Explain metallic bonding as a lattice of cations in a sea of delocalised electrons, relate it to the properties of metals, and connect molecular-level structure to the function of designed materials (MA STE HS-PS2-6(MA)).

What this topic is asking

Massachusetts adds a materials standard, HS-PS2-6(MA), that asks you to explain why the molecular-level structure of a designed material (such as a synthetic polymer, a metal, or a ceramic) matters to how it works. The natural starting point is metallic bonding, which explains the everyday properties of metals, and then the idea generalizes: in any material, the way the particles bond and pack at the small scale sets the properties at the bulk scale, and engineers choose materials accordingly.

The sea-of-electrons model

Because metals have few valence electrons that are loosely held, those electrons pool together rather than staying with one atom. The result is a structure that is held together strongly overall but in which the electrons are mobile. This single picture explains most of what metals do.
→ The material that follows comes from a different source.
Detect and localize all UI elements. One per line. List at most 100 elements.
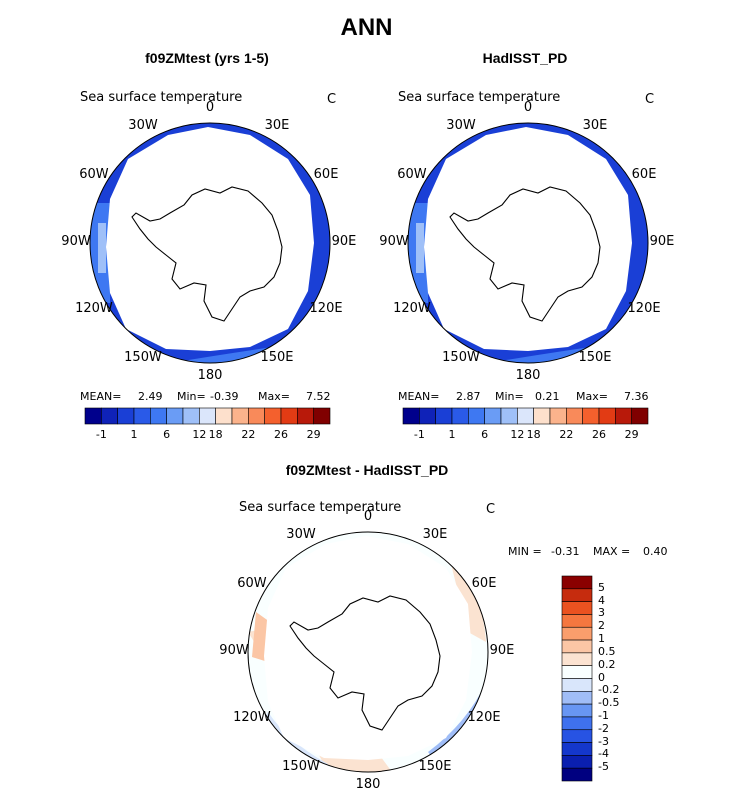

Properties of metals explained

• Electrical conductivity. The delocalised electrons are free to move, so they carry an electric current through the metal. This is why copper is used in wiring.
• Thermal conductivity. The same mobile electrons (and the close-packed ions) transfer kinetic energy quickly, so metals feel cold and spread heat well.
• Malleability and ductility. When a force is applied, layers of cations can slide over one another into new positions, and the electron sea simply flows with them to keep the lattice bonded. So a metal bends, hammers into sheets (malleable), or draws into wire (ductile) instead of shattering.
• Lustre (shine). The free electrons reflect light, giving metals their characteristic shine.
• High melting points (usually). The metallic bond is strong, so most metals need a lot of heat to melt.

Alloys

An alloy is a mixture of a metal with one or more other elements, such as steel (iron with carbon) or bronze (copper with tin). The added atoms are a different size, so they disrupt the regular layers and make it harder for the layers to slide. This makes alloys generally harder and stronger than the pure metal, which is why structural and tool metals are nearly always alloys. Alloying is a clear example of changing the small-scale structure to tune a bulk property.

From structure to function in designed materials

The deeper point of HS-PS2-6(MA) is general: a material's bulk properties follow from its molecular-level structure, so choosing a material means matching its structure to the job.

• Metals: a delocalised-electron lattice gives conductivity and malleability, ideal for wires and structures.
• Ceramics: strong ionic or covalent networks make them hard, heat-resistant, and chemically stable, but brittle, ideal for furnace linings and cutting tools, poor for anything that flexes.
• Polymers (plastics): long molecular chains held by weaker forces between chains make them light and flexible; chains that are more cross-linked are more rigid. This is why polymers suit packaging, insulation, and flexible cases.

An engineer reasons from the required function back to a structure: needing flexibility and impact resistance points to a polymer; needing to carry current points to a metal; needing to resist high heat points to a ceramic.

Try this

Q1. Explain why metals are good conductors of electricity. [2]

• Cue. They have delocalised (free-moving) electrons in the metallic lattice that can move to carry an electric current.

Q2. Why is steel (an alloy) harder than pure iron? [2]

• Cue. The carbon atoms are a different size and disrupt the regular layers of iron ions, so the layers cannot slide past one another as easily.